Wednesday, 13 March 2019
Recent Developments on Brexit: Statements
I am glad the amendment has just been passed in the House of Commons, despite the vote being so tight, because it provides clarity and there is less chance of a no-deal, crash-out Brexit at the end of the month. There is still real concern as it still gives no real clarity on the ultimate solution to this major crisis being experienced by the UK political system.

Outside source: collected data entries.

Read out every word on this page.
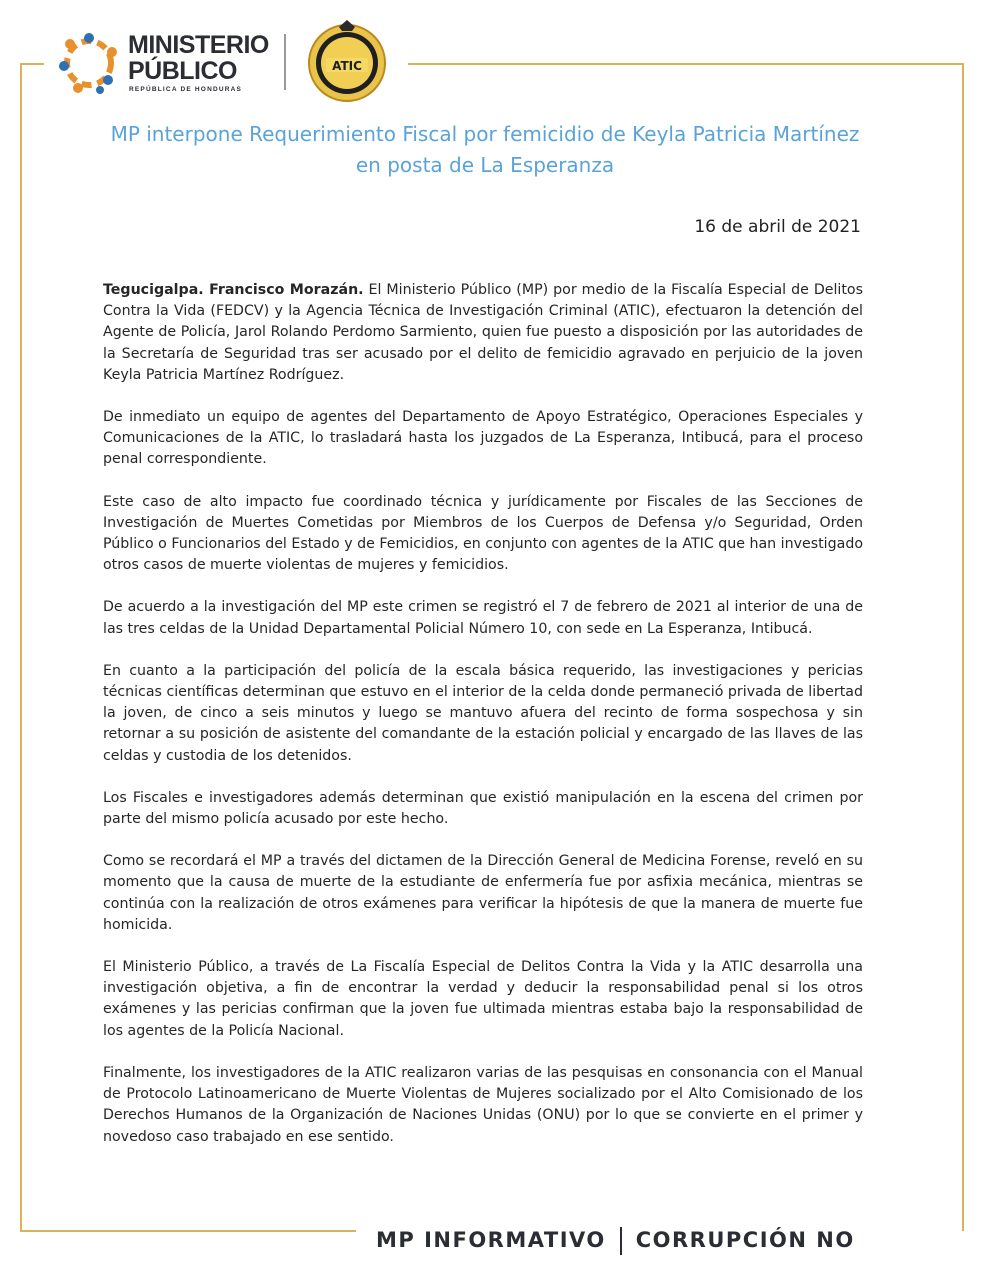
MINISTERIO
PÚBLICO
REPÚBLICA DE HONDURAS
ATIC
MP interpone Requerimiento Fiscal por femicidio de Keyla Patricia Martínez en posta de La Esperanza
16 de abril de 2021

Tegucigalpa. Francisco Morazán. El Ministerio Público (MP) por medio de la Fiscalía Especial de Delitos Contra la Vida (FEDCV) y la Agencia Técnica de Investigación Criminal (ATIC), efectuaron la detención del Agente de Policía, Jarol Rolando Perdomo Sarmiento, quien fue puesto a disposición por las autoridades de la Secretaría de Seguridad tras ser acusado por el delito de femicidio agravado en perjuicio de la joven Keyla Patricia Martínez Rodríguez.

De inmediato un equipo de agentes del Departamento de Apoyo Estratégico, Operaciones Especiales y Comunicaciones de la ATIC, lo trasladará hasta los juzgados de La Esperanza, Intibucá, para el proceso penal correspondiente.

Este caso de alto impacto fue coordinado técnica y jurídicamente por Fiscales de las Secciones de Investigación de Muertes Cometidas por Miembros de los Cuerpos de Defensa y/o Seguridad, Orden Público o Funcionarios del Estado y de Femicidios, en conjunto con agentes de la ATIC que han investigado otros casos de muerte violentas de mujeres y femicidios.

De acuerdo a la investigación del MP este crimen se registró el 7 de febrero de 2021 al interior de una de las tres celdas de la Unidad Departamental Policial Número 10, con sede en La Esperanza, Intibucá.

En cuanto a la participación del policía de la escala básica requerido, las investigaciones y pericias técnicas científicas determinan que estuvo en el interior de la celda donde permaneció privada de libertad la joven, de cinco a seis minutos y luego se mantuvo afuera del recinto de forma sospechosa y sin retornar a su posición de asistente del comandante de la estación policial y encargado de las llaves de las celdas y custodia de los detenidos.

Los Fiscales e investigadores además determinan que existió manipulación en la escena del crimen por parte del mismo policía acusado por este hecho.

Como se recordará el MP a través del dictamen de la Dirección General de Medicina Forense, reveló en su momento que la causa de muerte de la estudiante de enfermería fue por asfixia mecánica, mientras se continúa con la realización de otros exámenes para verificar la hipótesis de que la manera de muerte fue homicida.

El Ministerio Público, a través de La Fiscalía Especial de Delitos Contra la Vida y la ATIC desarrolla una investigación objetiva, a fin de encontrar la verdad y deducir la responsabilidad penal si los otros exámenes y las pericias confirman que la joven fue ultimada mientras estaba bajo la responsabilidad de los agentes de la Policía Nacional.

Finalmente, los investigadores de la ATIC realizaron varias de las pesquisas en consonancia con el Manual de Protocolo Latinoamericano de Muerte Violentas de Mujeres socializado por el Alto Comisionado de los Derechos Humanos de la Organización de Naciones Unidas (ONU) por lo que se convierte en el primer y novedoso caso trabajado en ese sentido.

MP INFORMATIVO CORRUPCIÓN NO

I have a couple of questions. If the Minister of State cannot reply this evening, a written response will suffice. One of the amendments that went through the House of Commons at the end of February was the Alberto Costa amendment, which proposed that the sections of the withdrawal agreement relating to citizens' rights would, in a sense, be protected and taken out in the event of a lack of agreement. This has been agreed by the House of Commons but it would have to be agreed by the EU side. I know the European Union said in the days following the passing of the amendment that it would not agree to negotiate "mini-deals" as it would imply that negotiations around the withdrawal agreement had failed. I do not know if we are yet at that stage, and it depends on to whom one might speak, but we are fairly close to it with respect to the current withdrawal agreement. I am interested to know the position of the Department or the Government - or that of the European Union if the Government is aware of it - if, in the worst-case scenario, there was no agreement at the end of any extension. In such a no-deal, crash-out Brexit, would we be willing to accept the recommendations in the Costa amendment, which make sense, if we were to try to minimise damage? It would affect approximately 4.5 million people in the UK and the European Union. It is a technical question but I am keen to get a response on it from the Government. A written reply will suffice if the Minister of State cannot answer this evening.

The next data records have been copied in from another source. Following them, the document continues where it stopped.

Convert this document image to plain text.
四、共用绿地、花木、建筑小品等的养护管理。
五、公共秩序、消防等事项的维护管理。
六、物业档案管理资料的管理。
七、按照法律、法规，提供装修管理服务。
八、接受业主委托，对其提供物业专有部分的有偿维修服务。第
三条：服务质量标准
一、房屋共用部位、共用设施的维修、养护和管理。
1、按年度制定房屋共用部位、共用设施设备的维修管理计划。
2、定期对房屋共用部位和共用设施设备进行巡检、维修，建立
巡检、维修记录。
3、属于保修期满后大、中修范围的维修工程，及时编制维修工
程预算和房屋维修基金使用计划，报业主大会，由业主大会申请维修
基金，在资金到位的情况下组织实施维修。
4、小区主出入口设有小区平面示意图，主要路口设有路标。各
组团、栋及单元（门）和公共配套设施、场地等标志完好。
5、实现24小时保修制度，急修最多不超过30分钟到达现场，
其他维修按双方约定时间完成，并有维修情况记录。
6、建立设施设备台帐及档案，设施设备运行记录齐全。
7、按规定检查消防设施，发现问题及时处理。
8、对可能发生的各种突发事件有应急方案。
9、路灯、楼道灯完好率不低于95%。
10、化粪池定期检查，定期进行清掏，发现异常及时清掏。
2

Reading the body language yesterday, it seemed that people were looking to get a withdrawal agreement concluded. There was a sense from those in the Tory Party who have been fighting for a hard Brexit at every stage that if the Attorney General had given evidence to the House of Commons that the legal mechanism agreed the previous night could have had a real effect, the withdrawal agreement might well have gone through. It is important to recognise this because such an observation should govern our approach. We can do very little except prepare as best we can for the event that even at the end of any extension period there would be a no-deal crash-out Brexit or for any new agreement that may be formed. We should maintain open lines of communication, particularly north of the Border.
As a party with a base in the North, we are supporting the backstop, North and South, because it provides real protection to our people. We do not agree with the DUP's assessment of the backstop but we should talk to its representatives. I agree with Deputy Micheál Martin that one of the first elements we should speak about now, as we have mentioned for quite some time, is the urgent need to re-establish the institutions in the North. Again, they would be a protection against what happens next. It is not right for us to say at this stage that we will wait until this all washes out and then we can come to reintroducing the institutions. Now more than ever we must have them and in a way that re-establishes a space where we can again have trust. I reiterate that call as one of the things we can do.

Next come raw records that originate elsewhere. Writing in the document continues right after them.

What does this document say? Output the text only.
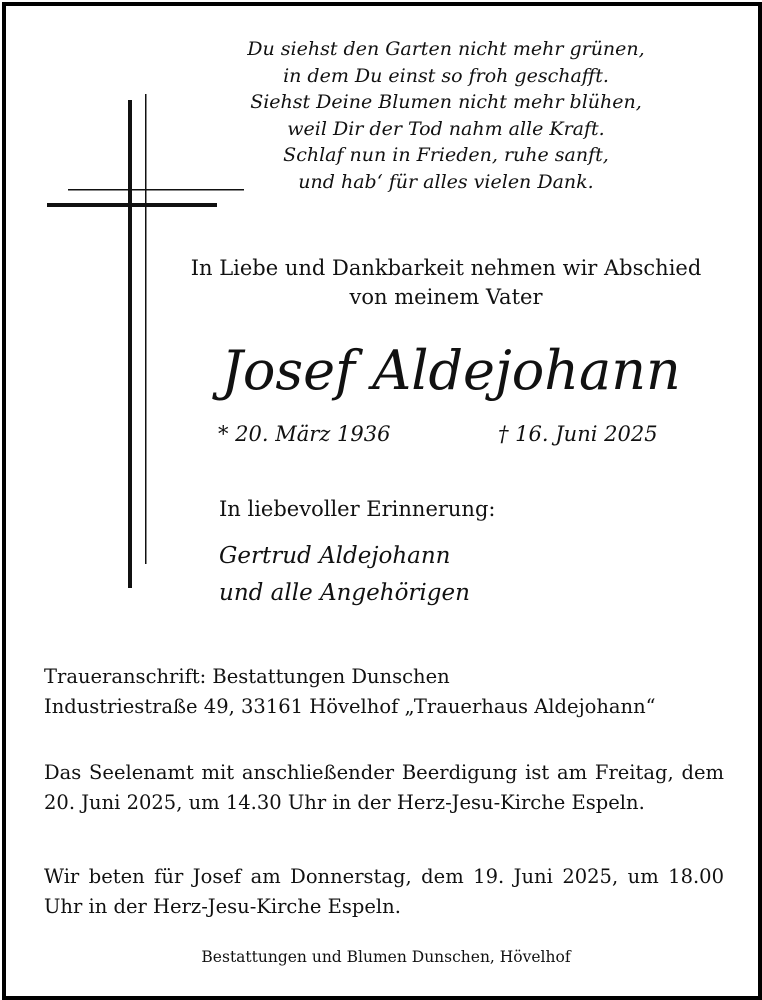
Du siehst den Garten nicht mehr grünen,
in dem Du einst so froh geschafft.
Siehst Deine Blumen nicht mehr blühen,
weil Dir der Tod nahm alle Kraft.
Schlaf nun in Frieden, ruhe sanft,
und hab‘ für alles vielen Dank.
In Liebe und Dankbarkeit nehmen wir Abschied
von meinem Vater
Josef Aldejohann
* 20. März 1936	† 16. Juni 2025
In liebevoller Erinnerung:
Gertrud Aldejohann
und alle Angehörigen
Traueranschrift: Bestattungen Dunschen
Industriestraße 49, 33161 Hövelhof „Trauerhaus Aldejohann“
Das Seelenamt mit anschließender Beerdigung ist am Freitag, dem 20. Juni 2025, um 14.30 Uhr in der Herz-Jesu-Kirche Espeln.
Wir beten für Josef am Donnerstag, dem 19. Juni 2025, um 18.00 Uhr in der Herz-Jesu-Kirche Espeln.
Bestattungen und Blumen Dunschen, Hövelhof
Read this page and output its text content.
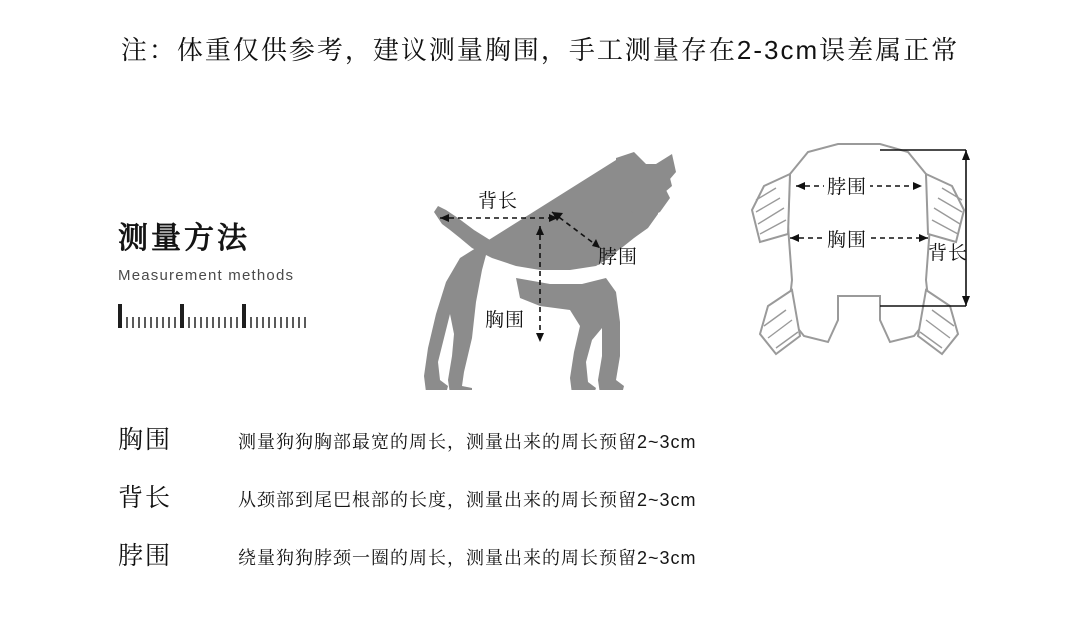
注：体重仅供参考，建议测量胸围，手工测量存在2-3cm误差属正常
测量方法
Measurement methods
背长
脖围
胸围
脖围
胸围
背长
胸围	测量狗狗胸部最宽的周长，测量出来的周长预留2~3cm
背长	从颈部到尾巴根部的长度，测量出来的周长预留2~3cm
脖围	绕量狗狗脖颈一圈的周长，测量出来的周长预留2~3cm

The ball is really to be played in the House of Commons. Will it be able to cross the divide? It seems there is a possible majority in the House of Commons for a deal allowing membership of the customs union in some form, and in agreeing that, the issue of the Irish backstop would become irrelevant. It is a core dividing issue and will influence whether there is a hard or soft Brexit. The European Greens have sought a second referendum but could this be done in the timelines that could be made available with any possible extension? I do not know. We should support that possibility if it arises.
Our role is really to prepare and maintain good relations and co-operation, as we have seen here. That has been beneficial. We must respond to developments as they occur in the United Kingdom in the same way we have done with certain calmness. That word has been used much in the past while but it serves us best.